Bab Delapan: Perebutan Makhluk

Dewa Gila Chen Fengxiao 3486kata 2026-02-08 12:49:11

Rusa jantan yang memimpin kawanan tampak sangat sombong sekaligus waspada; ia berjalan hati-hati menuju tepi sungai sambil memandang ke segala arah. Di balik pepohonan, harimau baja yang sedang bersembunyi tampak masih amatir; kawanan rusa tidak langsung ke tepi sungai yang penuh pepohonan untuk minum, mereka hanya melintasi hutan itu dengan hati-hati.

Pada awalnya, harimau baja masih cukup tenang. Ketika kawanan rusa mendekati hutan, ia tidak tergesa-gesa menyerang—jaraknya masih terlalu jauh, bukan saat terbaik untuk menyerang. Namun, ketika kawanan rusa mulai menjauh dan bergerak ke arah yang lebih jauh, harimau baja akhirnya tidak bisa menahan diri. Dengan suara keras, dua ekor harimau baja melompat keluar dari hutan, menyerang kawanan rusa dari dua sisi.

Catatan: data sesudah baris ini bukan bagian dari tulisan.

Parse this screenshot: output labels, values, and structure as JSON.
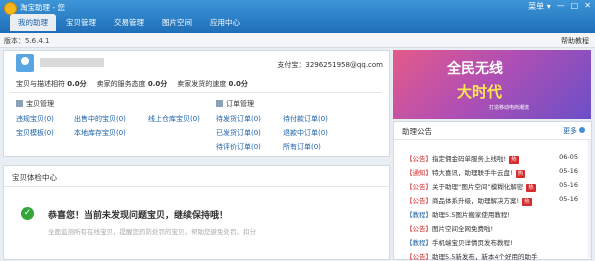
{
  "app": {
    "title": "淘宝助理 - 您",
    "menu": "菜单 ▾"
  },
  "tabs": [
    "我的助理",
    "宝贝管理",
    "交易管理",
    "图片空间",
    "应用中心"
  ],
  "version": "版本：5.6.4.1",
  "help": "帮助教程",
  "user": {
    "alipay": "支付宝：3296251958@qq.com",
    "ratings": [
      {
        "label": "宝贝与描述相符",
        "value": "0.0分"
      },
      {
        "label": "卖家的服务态度",
        "value": "0.0分"
      },
      {
        "label": "卖家发货的速度",
        "value": "0.0分"
      }
    ]
  },
  "item_mgmt": {
    "title": "宝贝管理",
    "links": [
      {
        "label": "违规宝贝",
        "count": "(0)"
      },
      {
        "label": "出售中的宝贝",
        "count": "(0)"
      },
      {
        "label": "线上仓库宝贝",
        "count": "(0)"
      },
      {
        "label": "宝贝模板",
        "count": "(0)"
      },
      {
        "label": "本地库存宝贝",
        "count": "(0)"
      }
    ]
  },
  "order_mgmt": {
    "title": "订单管理",
    "links": [
      {
        "label": "待发货订单",
        "count": "(0)"
      },
      {
        "label": "待付款订单",
        "count": "(0)"
      },
      {
        "label": "已发货订单",
        "count": "(0)"
      },
      {
        "label": "退款中订单",
        "count": "(0)"
      },
      {
        "label": "待评价订单",
        "count": "(0)"
      },
      {
        "label": "所有订单",
        "count": "(0)"
      }
    ]
  },
  "health": {
    "title": "宝贝体检中心",
    "message": "恭喜您！当前未发现问题宝贝，继续保持哦！",
    "sub": "全面监测所有在线宝贝，提醒您药防处罚的宝贝，帮助您避免处罚，扣分"
  },
  "banner": {
    "line1": "全民无线",
    "line2": "大时代",
    "small": "打造移动电商潮流"
  },
  "notice": {
    "title": "助理公告",
    "more": "更多",
    "items": [
      {
        "tag": "【公告】",
        "text": "指定佣金码单服务上线啦!",
        "hot": "热",
        "date": "06-05"
      },
      {
        "tag": "【通知】",
        "text": "特大喜讯，助理联手牛云盘!",
        "hot": "热",
        "date": "05-16"
      },
      {
        "tag": "【公告】",
        "text": "关于助理“图片空间”模糊化解密",
        "hot": "热",
        "date": "05-16"
      },
      {
        "tag": "【公告】",
        "text": "商品体系升级，助理解决方案!",
        "hot": "热",
        "date": "05-16"
      },
      {
        "tag": "【教程】",
        "text": "助理5.5图片搬家使用教程!",
        "hot": "",
        "date": ""
      },
      {
        "tag": "【公告】",
        "text": "图片空间全网免费啦!",
        "hot": "",
        "date": ""
      },
      {
        "tag": "【教程】",
        "text": "手机端宝贝详情页发布教程!",
        "hot": "",
        "date": ""
      },
      {
        "tag": "【公告】",
        "text": "助理5.5新发布，新本4个好用的助手",
        "hot": "",
        "date": ""
      }
    ]
  },
  "colors": {
    "accent": "#1f6fb8",
    "link": "#1a5fa8",
    "tag": "#d62b2b",
    "ok": "#33a63a"
  }
}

Usaha berburu ini jelas sia-sia; kecepatan rusa petir jauh melebihi harimau baja. Dalam sekejap, delapan bayangan melesat bagai kilat, bahkan dua anak rusa pun jauh lebih cepat dari harimau baja.

Setelah kegaduhan itu, kedua harimau baja hanya tergeletak kelelahan dan terengah-engah, sementara kawanan rusa petir kembali berputar ke arah sungai dengan sikap hati-hati dan waspada. Kali ini, mereka tetap memilih tanah terbuka, bahkan menghindari rerumputan yang jarang.

Namun, nasib mereka kurang baik; tanpa disadari, mereka memilih lokasi di antara dua semak tempat Chen Taizhong dan seseorang lainnya bersembunyi. Semak tempat Chen Taizhong bersembunyi sangat jarang—memang bukan tumbuhan alami.

Karena itu, posisi yang dipilih kawanan rusa petir cukup dekat dengan Chen Taizhong. Ia mulai bersiap dengan diam-diam, namun saat itu tiba-tiba terdengar teriakan tajam, "Ikat!"

Sebuah tali jatuh dari langit, mengikat erat seekor anak rusa petir; rupanya orang yang bersembunyi di semak sebelah merasa situasinya tidak baik dan segera bertindak terlebih dahulu.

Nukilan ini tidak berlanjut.